The above explanation is pretty long and boring, but here's the important steps you need to know. The video will give a more visual explanation and enhance your understanding of reproduction among the Moon Jellies (hopefully).

                      (the above video of of courtesy of the marinebiologychannel on youtube)

1.) female jelly produces eggs & male jelly produce sperm
2.) sperm swims inside the female jelly to fertilize the egg
3.) after fertilization, it becomes the planula and grows on the edge of the bell
4.) when the planula is able to swim it uses cilia to swim and attach to a substrate
5.) the planula develops by growing tentacles and forms a mouth, now called the polyp
6a.) budding occurs, where it looks like one polyp splits into two (identical); asexual
6b.) grooves start to form on the polyp and it is now called a stroblia; sexual
7b.) the grooves form deeper and deeper inside the stroblia and become disk-like structures called ephyra larvae
8b.)  the ephyra larvae grows to become the ephyra and lastly the adult medusa form

                                Effects of Temperature and light on the reproduction cycle
        At different stages of the moon jellyfish’s life cycle the water temperature necessary for the highest reproduction outcome changes.

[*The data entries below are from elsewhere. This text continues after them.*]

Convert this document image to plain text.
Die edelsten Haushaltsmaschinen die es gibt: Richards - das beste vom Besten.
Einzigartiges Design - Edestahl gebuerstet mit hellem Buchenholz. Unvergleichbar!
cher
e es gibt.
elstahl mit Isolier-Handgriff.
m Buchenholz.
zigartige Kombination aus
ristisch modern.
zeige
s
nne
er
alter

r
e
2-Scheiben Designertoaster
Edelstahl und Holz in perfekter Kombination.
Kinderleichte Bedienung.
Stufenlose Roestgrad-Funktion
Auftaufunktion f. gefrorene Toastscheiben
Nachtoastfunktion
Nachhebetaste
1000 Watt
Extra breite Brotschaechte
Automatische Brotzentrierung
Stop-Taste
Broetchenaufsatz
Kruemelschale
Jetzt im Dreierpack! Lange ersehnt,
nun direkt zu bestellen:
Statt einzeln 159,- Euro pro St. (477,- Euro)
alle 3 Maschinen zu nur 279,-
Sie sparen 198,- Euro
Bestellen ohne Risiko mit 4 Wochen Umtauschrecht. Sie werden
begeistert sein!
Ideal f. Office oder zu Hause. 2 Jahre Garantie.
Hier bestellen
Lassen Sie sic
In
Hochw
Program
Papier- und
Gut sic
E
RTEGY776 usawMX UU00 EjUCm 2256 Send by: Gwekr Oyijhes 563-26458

There have been many experiments on the correlation between water temperature and rate of asexual reproduction amongst moon jellyfish. Look back to the habitat page for an experiment also relating water temperatures andasexual reproduction in the moon jelly.  a comparison of the different water temperatures needed during the stage of a planula and the stage of a forming polyps. In 2008 an experiment was conducted to look at the effects of temperature and light intensity on the asexual reproduction of the moon jelly. Nine tanks of jellyfish were observed in this experiment at 3 different temperatures of water (20 degrees Celsius, 25 degrees Celsius, and 30 degrees Celcius), three different light intensities (0 lux, 56 lux, 372 lux), and in 12 hour light and 12 hour dark toation periods. The results show that “warm temperature accelerated strobilation and increased the daily production of ephyrae.” (Liu, W., et al. 2008.)  In the other lab, the results found that in higher temperatures caused more types of asexual reproduction, but this lab shows that the transformation from a planula to a polyp, called strobilation, is results in a higher count of eyphra produced.  The temperatures in the med-high range tend to have the greatest results because the moon jelly would not be able to function in areas of the water where there is too much light or the water temperature is too high although, high temperatures increase the rate of transformation from a planula to a polyp due to the production of new bud; the low temperatures were found to result in a very low rate of transformation. Temperature and light intensity greatly affect the life cycle of the Aurelia aurita. (Liu, W., et al. 2008.)